Techniques then were unpalatable, and are testament to the desperation of poor patients. Surgeon used 4-5mm borers, like drill bits, to extract cylinders of FUs from the back and side of the head and reimplant them on top. To allow the skin to heal, the tiny discs of hair couldn't been placed too close together, so a colander effect was produced. Two or three repeat visits were required to fill in the grid. And even then, the blocks of transplanted hair hardly had the feathery feel of the original follicles. "Aesthetically it didn't look good," says Farjo.

More recently, surgeons started removing strips of scalp from the back and sides of the head to harvest FUs, each of which can contain between 1 and 4 hairs. Yet the average human has 100,000 such units, and the most such procedures could transplant without leaving livid scars was 4000 or so. Even with several ops, and skilful surgeons, the results were never perfect.

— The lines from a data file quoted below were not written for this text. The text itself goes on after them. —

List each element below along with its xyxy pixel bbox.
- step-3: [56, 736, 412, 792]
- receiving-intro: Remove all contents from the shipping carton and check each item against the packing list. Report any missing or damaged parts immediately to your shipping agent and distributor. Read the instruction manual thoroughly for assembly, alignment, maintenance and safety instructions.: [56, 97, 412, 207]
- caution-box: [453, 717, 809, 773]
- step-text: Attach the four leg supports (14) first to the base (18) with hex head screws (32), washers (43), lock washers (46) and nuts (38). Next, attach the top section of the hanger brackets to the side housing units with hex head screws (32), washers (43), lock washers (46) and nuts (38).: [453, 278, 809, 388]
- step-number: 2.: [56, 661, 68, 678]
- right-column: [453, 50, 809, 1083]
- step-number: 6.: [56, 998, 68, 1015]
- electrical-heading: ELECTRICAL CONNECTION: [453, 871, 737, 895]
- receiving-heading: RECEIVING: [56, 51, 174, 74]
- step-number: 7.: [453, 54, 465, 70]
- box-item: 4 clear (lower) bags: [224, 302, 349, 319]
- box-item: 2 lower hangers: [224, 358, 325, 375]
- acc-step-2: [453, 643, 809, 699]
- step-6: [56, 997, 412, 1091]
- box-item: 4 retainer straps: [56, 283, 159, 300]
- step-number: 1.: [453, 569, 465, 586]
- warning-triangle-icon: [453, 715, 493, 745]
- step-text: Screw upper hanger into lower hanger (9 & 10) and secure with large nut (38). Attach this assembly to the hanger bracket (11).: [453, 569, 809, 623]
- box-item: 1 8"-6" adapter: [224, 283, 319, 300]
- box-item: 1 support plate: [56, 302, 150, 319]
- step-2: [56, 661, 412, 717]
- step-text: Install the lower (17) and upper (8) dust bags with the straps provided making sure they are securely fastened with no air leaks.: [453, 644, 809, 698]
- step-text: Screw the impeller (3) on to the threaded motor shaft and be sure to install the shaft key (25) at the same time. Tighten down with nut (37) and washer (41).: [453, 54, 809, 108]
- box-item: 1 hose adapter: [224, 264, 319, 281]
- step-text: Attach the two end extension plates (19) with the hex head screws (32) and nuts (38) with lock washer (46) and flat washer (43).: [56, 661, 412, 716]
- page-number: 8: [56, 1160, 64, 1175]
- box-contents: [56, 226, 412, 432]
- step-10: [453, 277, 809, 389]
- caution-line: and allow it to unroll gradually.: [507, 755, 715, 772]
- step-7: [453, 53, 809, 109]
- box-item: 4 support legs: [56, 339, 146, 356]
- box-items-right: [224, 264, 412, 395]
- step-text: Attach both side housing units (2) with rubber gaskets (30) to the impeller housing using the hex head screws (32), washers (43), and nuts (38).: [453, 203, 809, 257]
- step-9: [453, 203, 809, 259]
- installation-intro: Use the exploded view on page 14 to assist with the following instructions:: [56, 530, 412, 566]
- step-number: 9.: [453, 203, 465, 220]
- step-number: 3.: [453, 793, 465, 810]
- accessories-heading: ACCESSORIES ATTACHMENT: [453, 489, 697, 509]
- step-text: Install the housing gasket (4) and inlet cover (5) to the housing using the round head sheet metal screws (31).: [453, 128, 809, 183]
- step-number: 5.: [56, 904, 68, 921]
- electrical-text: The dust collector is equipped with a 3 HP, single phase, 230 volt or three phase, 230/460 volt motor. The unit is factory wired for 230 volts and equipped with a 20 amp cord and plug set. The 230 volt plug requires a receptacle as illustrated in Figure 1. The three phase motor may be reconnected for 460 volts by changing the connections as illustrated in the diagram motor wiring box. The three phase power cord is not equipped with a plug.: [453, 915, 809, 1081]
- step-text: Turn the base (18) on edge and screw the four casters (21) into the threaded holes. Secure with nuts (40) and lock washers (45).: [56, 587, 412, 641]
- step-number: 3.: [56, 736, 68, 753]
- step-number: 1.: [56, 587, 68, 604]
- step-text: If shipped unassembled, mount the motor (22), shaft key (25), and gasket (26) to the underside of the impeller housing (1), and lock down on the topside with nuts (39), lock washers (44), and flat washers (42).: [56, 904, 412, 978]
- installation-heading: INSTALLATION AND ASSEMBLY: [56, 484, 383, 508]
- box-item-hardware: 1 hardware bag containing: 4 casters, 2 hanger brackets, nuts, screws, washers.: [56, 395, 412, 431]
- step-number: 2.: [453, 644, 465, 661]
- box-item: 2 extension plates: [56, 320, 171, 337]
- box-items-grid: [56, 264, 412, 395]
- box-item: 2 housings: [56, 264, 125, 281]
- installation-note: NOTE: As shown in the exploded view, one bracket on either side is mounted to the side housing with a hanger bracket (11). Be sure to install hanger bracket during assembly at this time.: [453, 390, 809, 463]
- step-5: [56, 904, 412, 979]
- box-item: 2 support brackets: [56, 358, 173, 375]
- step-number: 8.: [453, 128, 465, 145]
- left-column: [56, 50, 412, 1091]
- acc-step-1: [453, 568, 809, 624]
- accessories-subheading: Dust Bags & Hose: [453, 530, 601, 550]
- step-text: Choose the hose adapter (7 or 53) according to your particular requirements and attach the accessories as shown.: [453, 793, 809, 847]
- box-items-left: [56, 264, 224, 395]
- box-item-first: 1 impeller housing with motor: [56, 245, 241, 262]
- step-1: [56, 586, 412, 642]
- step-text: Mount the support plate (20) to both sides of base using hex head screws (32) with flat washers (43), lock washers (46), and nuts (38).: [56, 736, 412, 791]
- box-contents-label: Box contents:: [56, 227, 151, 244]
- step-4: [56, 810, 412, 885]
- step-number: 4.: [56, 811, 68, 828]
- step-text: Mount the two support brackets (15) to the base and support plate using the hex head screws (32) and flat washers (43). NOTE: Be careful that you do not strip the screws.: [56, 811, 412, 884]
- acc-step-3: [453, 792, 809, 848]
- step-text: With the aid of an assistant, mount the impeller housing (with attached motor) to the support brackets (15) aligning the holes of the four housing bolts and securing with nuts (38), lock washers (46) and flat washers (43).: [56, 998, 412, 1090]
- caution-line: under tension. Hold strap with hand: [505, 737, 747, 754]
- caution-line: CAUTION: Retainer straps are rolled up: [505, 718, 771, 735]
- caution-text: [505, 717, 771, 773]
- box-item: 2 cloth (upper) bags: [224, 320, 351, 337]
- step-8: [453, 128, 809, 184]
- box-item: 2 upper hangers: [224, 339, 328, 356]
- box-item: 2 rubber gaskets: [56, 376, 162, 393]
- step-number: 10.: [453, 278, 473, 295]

Now there is follicle freezing. Yet Dr Farjo admits that technologically sexy as it sounds, freezing can only hope to rejuvenate existing, if thinning, hair. "We're not close to growing hair from scratch," he laments. "We don't have the full answer about the interaction between hormones and enzymes and proteins to create hair, and even if we do, mechanically it can be hard to deposit in the tiny space and keep it there. We're years away. It's like nature has a protection to stop us curing baldness."

Not everyone is so downcast. In the US, the company Stemson Therapeutics is trying to clone not just dermal papilla but hair follicles themselves. The problem is that implanting such follicles is hard, so hair tends risks sprouting in all sorts of odd directions. Stemson hopes to overcome this by using a "scaffold" for cloned follicles. And in December last year another researcher, Angela Christiano, a professor of genetics and dermatology at Columbia University, described using 3-D printed follicle moulds. These were implanted in mice, which proceeded to sprout human hair.